Well, yeah, I DID say I was a big reader - that doesn't have much to do with being a big theater-goer.

So yes, I have read almost all of Shakespeare's plays, but I have never actually gotten around to seeing many of them performed on stage. I think the only major one I've seen was Richard III - and that only because it was "local" (UP was putting it on) and "sentimental" (my partner was playing a couple of one-liner roles) to me.

During a recent night when I didn't come in to work because of an inability to talk properly without bursting into huge, wet, joint-racking coughs, I managed to catch the TV version of the BBC production of Hamlet from 2008 or so. You know, the one with David Tennant in it, and Patrick Stewart?

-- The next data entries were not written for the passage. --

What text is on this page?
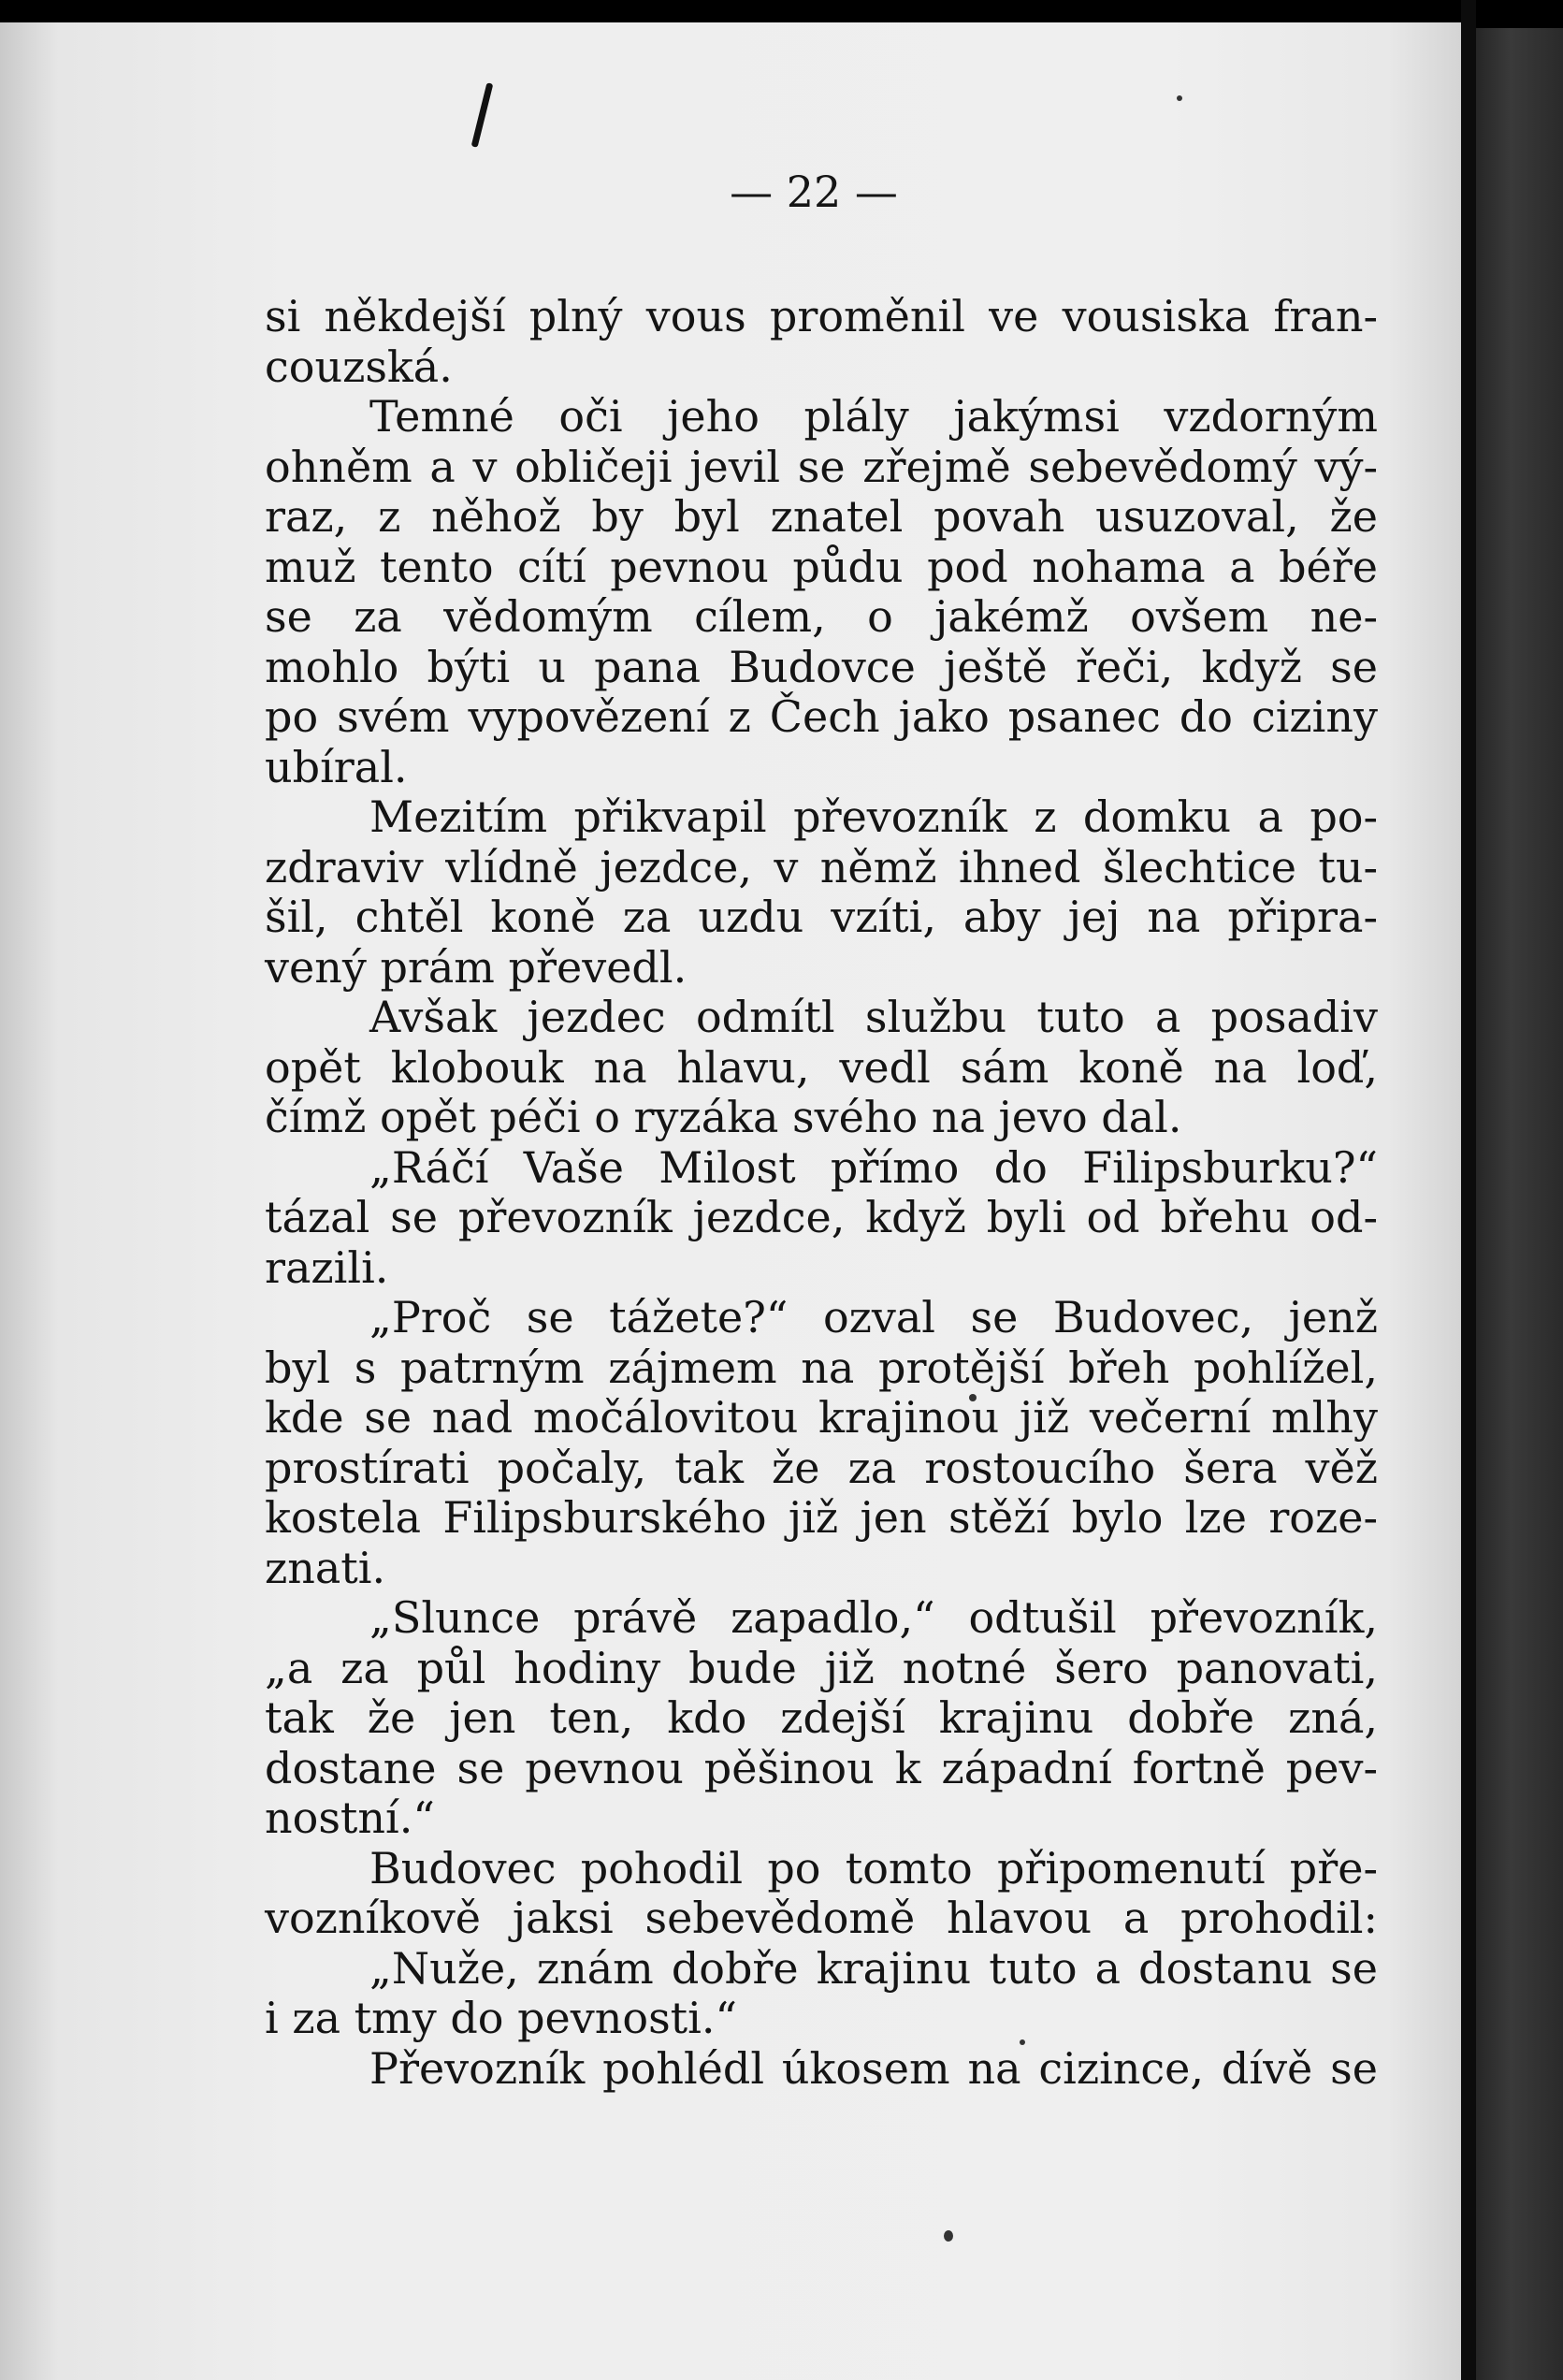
— 22 —
si někdejší plný vous proměnil ve vousiska fran-
couzská.
Temné oči jeho plály jakýmsi vzdorným
ohněm a v obličeji jevil se zřejmě sebevědomý vý-
raz, z něhož by byl znatel povah usuzoval, že
muž tento cítí pevnou půdu pod nohama a béře
se za vědomým cílem, o jakémž ovšem ne-
mohlo býti u pana Budovce ještě řeči, když se
po svém vypovězení z Čech jako psanec do ciziny
ubíral.
Mezitím přikvapil převozník z domku a po-
zdraviv vlídně jezdce, v němž ihned šlechtice tu-
šil, chtěl koně za uzdu vzíti, aby jej na připra-
vený prám převedl.
Avšak jezdec odmítl službu tuto a posadiv
opět klobouk na hlavu, vedl sám koně na loď,
čímž opět péči o ryzáka svého na jevo dal.
„Ráčí Vaše Milost přímo do Filipsburku?“
tázal se převozník jezdce, když byli od břehu od-
razili.
„Proč se tážete?“ ozval se Budovec, jenž
byl s patrným zájmem na protější břeh pohlížel,
kde se nad močálovitou krajinou již večerní mlhy
prostírati počaly, tak že za rostoucího šera věž
kostela Filipsburského již jen stěží bylo lze roze-
znati.
„Slunce právě zapadlo,“ odtušil převozník,
„a za půl hodiny bude již notné šero panovati,
tak že jen ten, kdo zdejší krajinu dobře zná,
dostane se pevnou pěšinou k západní fortně pev-
nostní.“
Budovec pohodil po tomto připomenutí pře-
vozníkově jaksi sebevědomě hlavou a prohodil:
„Nuže, znám dobře krajinu tuto a dostanu se
i za tmy do pevnosti.“
Převozník pohlédl úkosem na cizince, dívě se
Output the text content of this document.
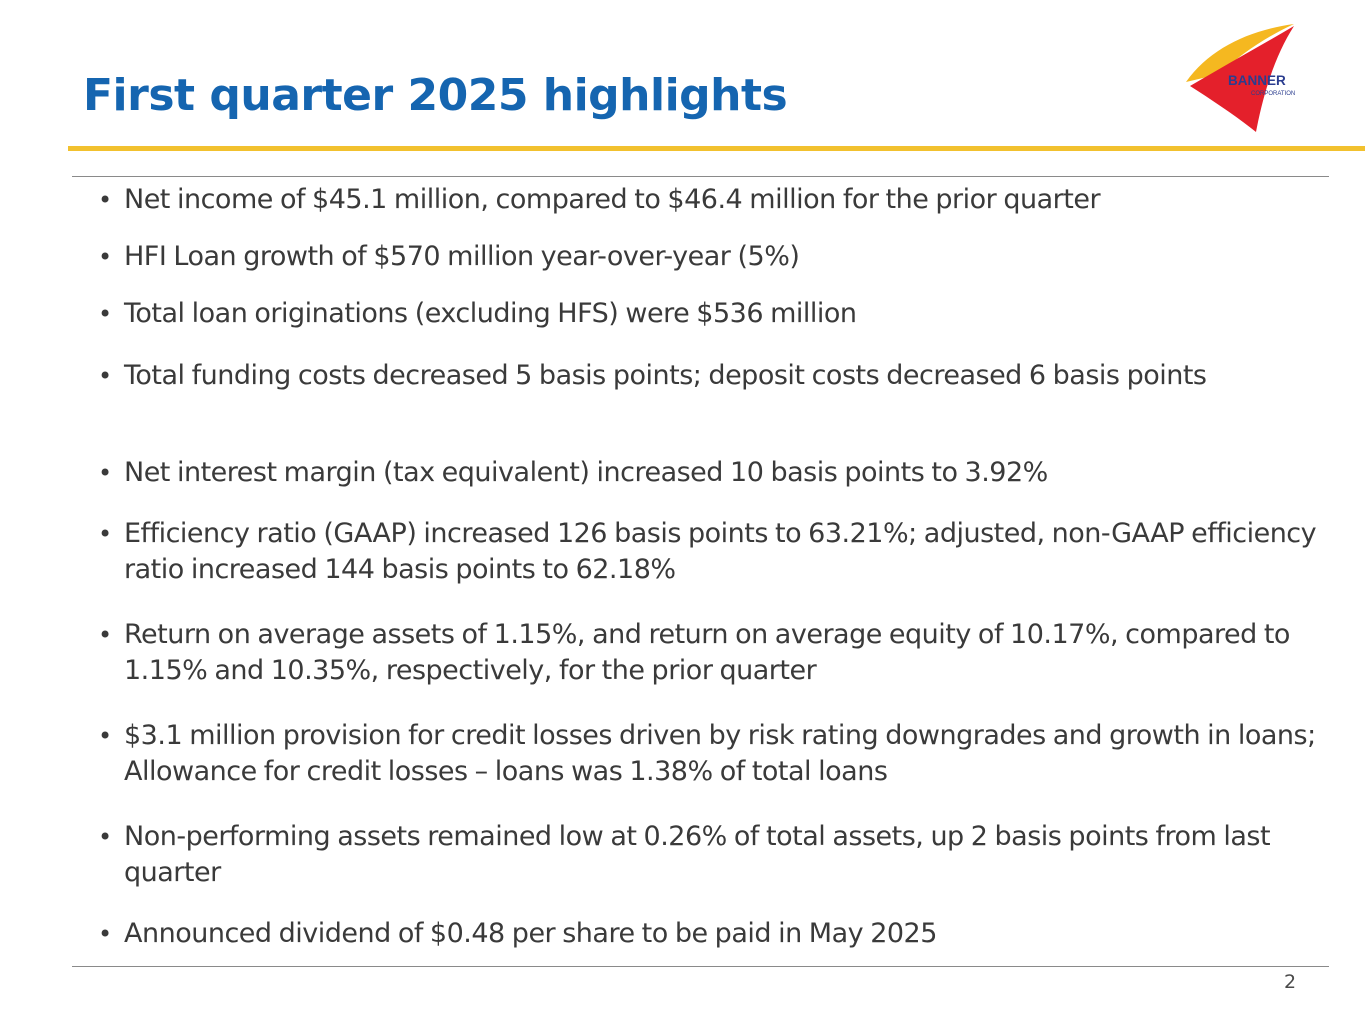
First quarter 2025 highlights	BANNER
CORPORATION
• Net income of $45.1 million, compared to $46.4 million for the prior quarter
• HFI Loan growth of $570 million year-over-year (5%)
• Total loan originations (excluding HFS) were $536 million
• Total funding costs decreased 5 basis points; deposit costs decreased 6 basis points
• Net interest margin (tax equivalent) increased 10 basis points to 3.92%
• Efficiency ratio (GAAP) increased 126 basis points to 63.21%; adjusted, non-GAAP efficiency ratio increased 144 basis points to 62.18%
• Return on average assets of 1.15%, and return on average equity of 10.17%, compared to 1.15% and 10.35%, respectively, for the prior quarter
• $3.1 million provision for credit losses driven by risk rating downgrades and growth in loans; Allowance for credit losses – loans was 1.38% of total loans
• Non-performing assets remained low at 0.26% of total assets, up 2 basis points from last quarter
• Announced dividend of $0.48 per share to be paid in May 2025
2
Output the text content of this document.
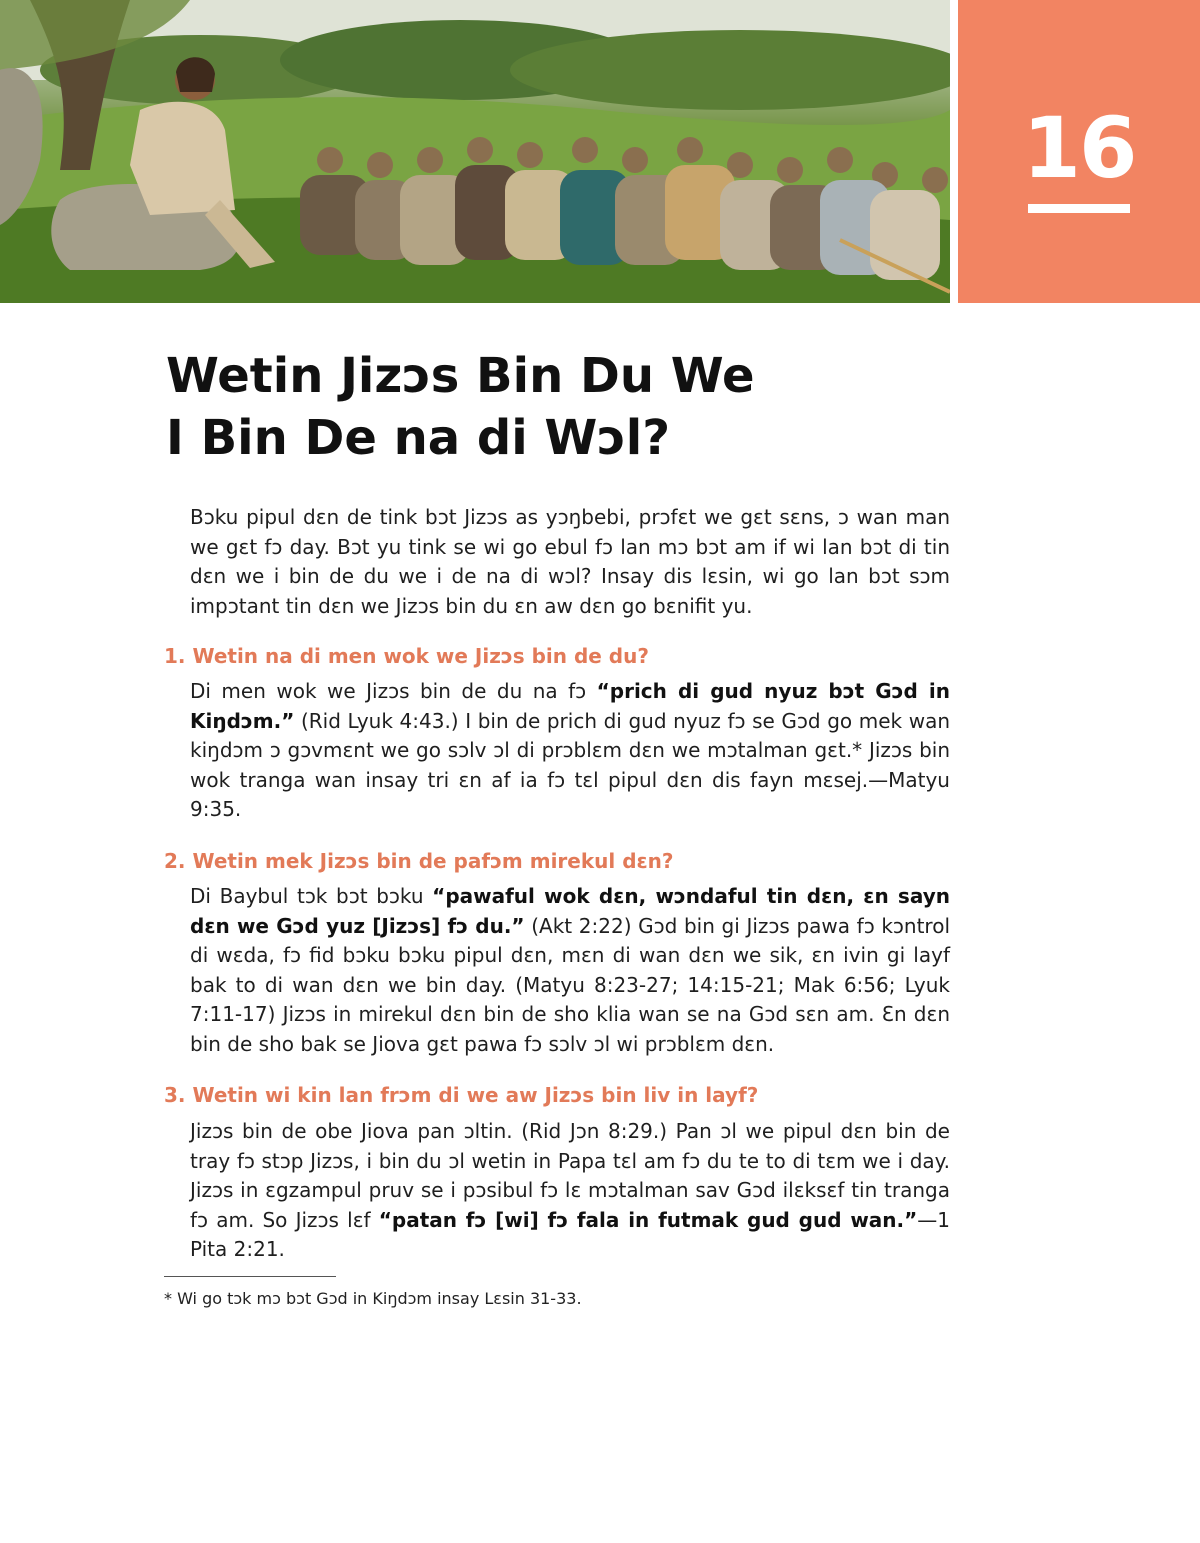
16
Wetin Jizɔs Bin Du We
I Bin De na di Wɔl?

Bɔku pipul dɛn de tink bɔt Jizɔs as yɔŋbebi, prɔfɛt we gɛt sɛns, ɔ wan man we gɛt fɔ day. Bɔt yu tink se wi go ebul fɔ lan mɔ bɔt am if wi lan bɔt di tin dɛn we i bin de du we i de na di wɔl? Insay dis lɛsin, wi go lan bɔt sɔm impɔtant tin dɛn we Jizɔs bin du ɛn aw dɛn go bɛnifit yu.

1. Wetin na di men wok we Jizɔs bin de du?

Di men wok we Jizɔs bin de du na fɔ “prich di gud nyuz bɔt Gɔd in Kiŋdɔm.” (Rid Lyuk 4:43.) I bin de prich di gud nyuz fɔ se Gɔd go mek wan kiŋdɔm ɔ gɔvmɛnt we go sɔlv ɔl di prɔblɛm dɛn we mɔtalman gɛt.* Jizɔs bin wok tranga wan insay tri ɛn af ia fɔ tɛl pipul dɛn dis fayn mɛsej.—Matyu 9:35.

2. Wetin mek Jizɔs bin de pafɔm mirekul dɛn?

Di Baybul tɔk bɔt bɔku “pawaful wok dɛn, wɔndaful tin dɛn, ɛn sayn dɛn we Gɔd yuz [Jizɔs] fɔ du.” (Akt 2:22) Gɔd bin gi Jizɔs pawa fɔ kɔntrol di wɛda, fɔ fid bɔku bɔku pipul dɛn, mɛn di wan dɛn we sik, ɛn ivin gi layf bak to di wan dɛn we bin day. (Matyu 8:23-27; 14:15-21; Mak 6:56; Lyuk 7:11-17) Jizɔs in mirekul dɛn bin de sho klia wan se na Gɔd sɛn am. Ɛn dɛn bin de sho bak se Jiova gɛt pawa fɔ sɔlv ɔl wi prɔblɛm dɛn.

3. Wetin wi kin lan frɔm di we aw Jizɔs bin liv in layf?

Jizɔs bin de obe Jiova pan ɔltin. (Rid Jɔn 8:29.) Pan ɔl we pipul dɛn bin de tray fɔ stɔp Jizɔs, i bin du ɔl wetin in Papa tɛl am fɔ du te to di tɛm we i day. Jizɔs in ɛgzampul pruv se i pɔsibul fɔ lɛ mɔtalman sav Gɔd ilɛksɛf tin tranga fɔ am. So Jizɔs lɛf “patan fɔ [wi] fɔ fala in futmak gud gud wan.”—1 Pita 2:21.

* Wi go tɔk mɔ bɔt Gɔd in Kiŋdɔm insay Lɛsin 31-33.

This photo is likely to be from the stage version instead of from the TV production, as the "Alas, poor Yorick" speech was given outdoors in the latter. (Of course it would be; in the Denmark of the story, the cemetery is outdoors.)

- Well, of course, the juxtaposition of Shakespeare's English with modern dress is jarring and effective.
- The clear use of cameras as metaphor and as a device to facilitate soliloquy - very modern and metafictional. (And, on an unintentionally creepy note, reminiscent of the Weeping Angels!)
- Patrick Stewart is far more evil when he's playing his villains subdued. Whew. You can feel the menace radiating off him in waves.
- There was a very clever person in costuming, I think - during the "Get thee to a nunnery" scenes between Hamlet and Ophelia, Tennant is wearing a shirt printed with a muscular chest and abs - directly over his own chest and abs, of course. Cheeky!
- How can anyone fence in jeans? I mean, at least Laertes wore a proper fencing uniform at the climax....
- Horatio plays it very, very cool at the climax - but you can still feel how bereft he is, being the only main character to survive the ending.
- Poor, poor Ophelia. I'm sure I'll feel more ripped-up if I should see a traditional staging of this story. What little screentime she gets - and especially in her madness scenes - she really shines in.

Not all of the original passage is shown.